Check whether your connection string value is ok. Also put a break point on the:

   conn.Open();

See whether you get an error? If not then that means your connectionstring is ok.

Uncomment this line after Try{}

 //cmdLog.ExecuteNonQuery();  I tried it here, but it doesn't work

and put a break point on it .. see whether you get an error?

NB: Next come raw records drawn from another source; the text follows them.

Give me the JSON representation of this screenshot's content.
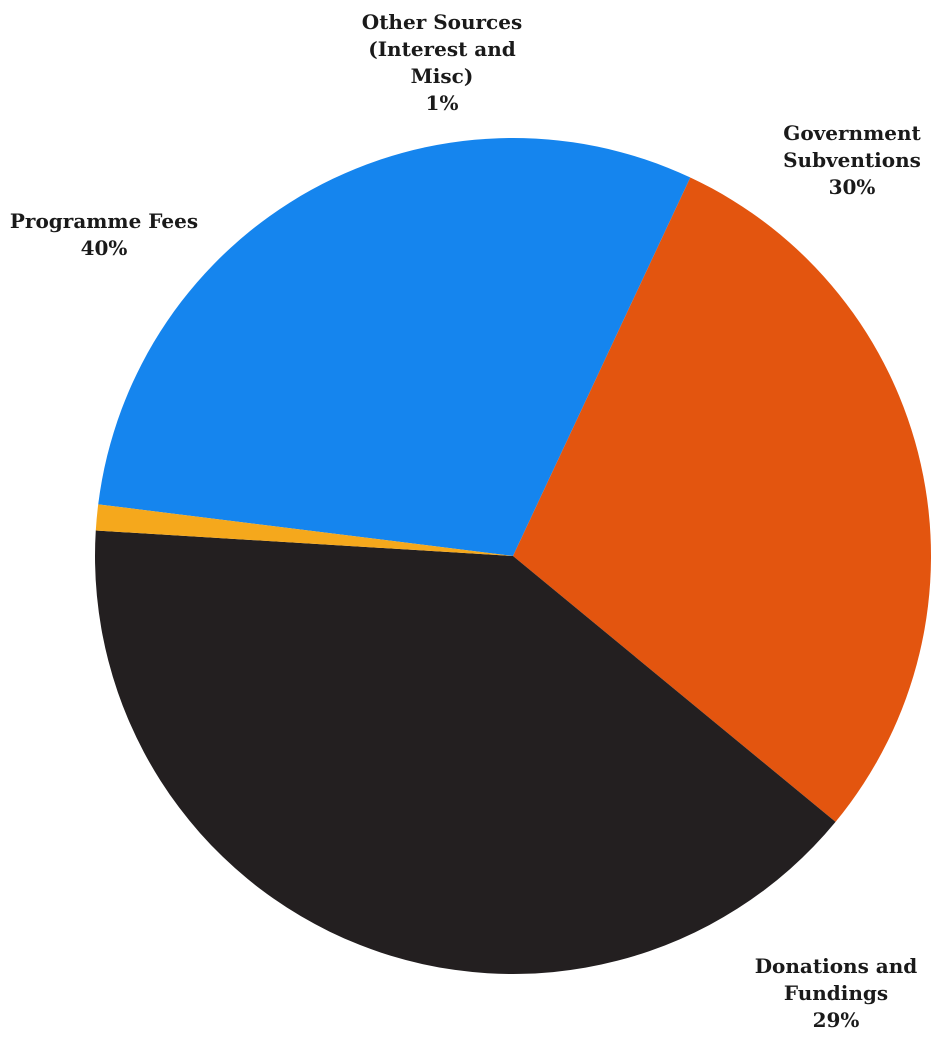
{
  "chart_data": {
    "type": "pie",
    "slices": [
      {
        "label_lines": [
          "Government",
          "Subventions"
        ],
        "value": 30,
        "value_label": "30%",
        "color": "#1585EE"
      },
      {
        "label_lines": [
          "Donations and",
          "Fundings"
        ],
        "value": 29,
        "value_label": "29%",
        "color": "#E3550F"
      },
      {
        "label_lines": [
          "Programme Fees"
        ],
        "value": 40,
        "value_label": "40%",
        "color": "#231F20"
      },
      {
        "label_lines": [
          "Other Sources",
          "(Interest and",
          "Misc)"
        ],
        "value": 1,
        "value_label": "1%",
        "color": "#F5A81C"
      }
    ]
  }
}
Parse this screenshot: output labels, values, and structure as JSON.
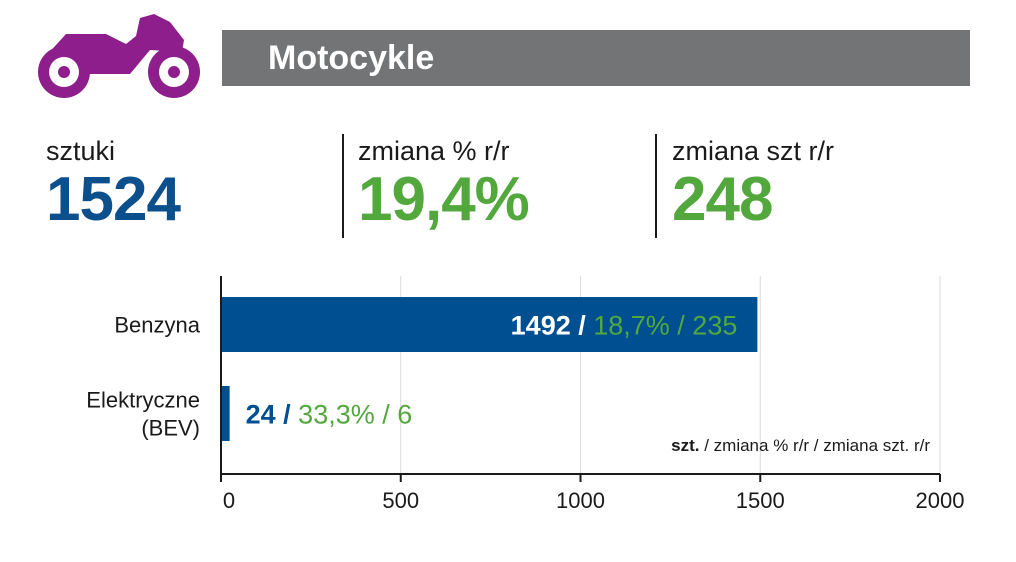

Also from your code I can see that you are inserting a null ipaddress value into the table. See whether the column in your database is allowed to accept nulls??

Answer 3

The using statement will clean up the connection in the garbage collection process which happens at an indeterminable time. This is why 1 of the orders of execution you've tried doesn't work (the connection may not be usable). Suggest you do either:

1. Both operations within 1 using (connection), make sure you close the connection in a finally() block and re-init your command against the newly opeend connection.

2. Have 2 different connections conn1 and conn2 and perform the separate operations in each.

EDIT: I have re-read and you say no errors occur? - try checking the result of ExecuteNonQuery (it returns an integer to show the number of rows that have been affected - if this is zero there is a problem with your insert statement).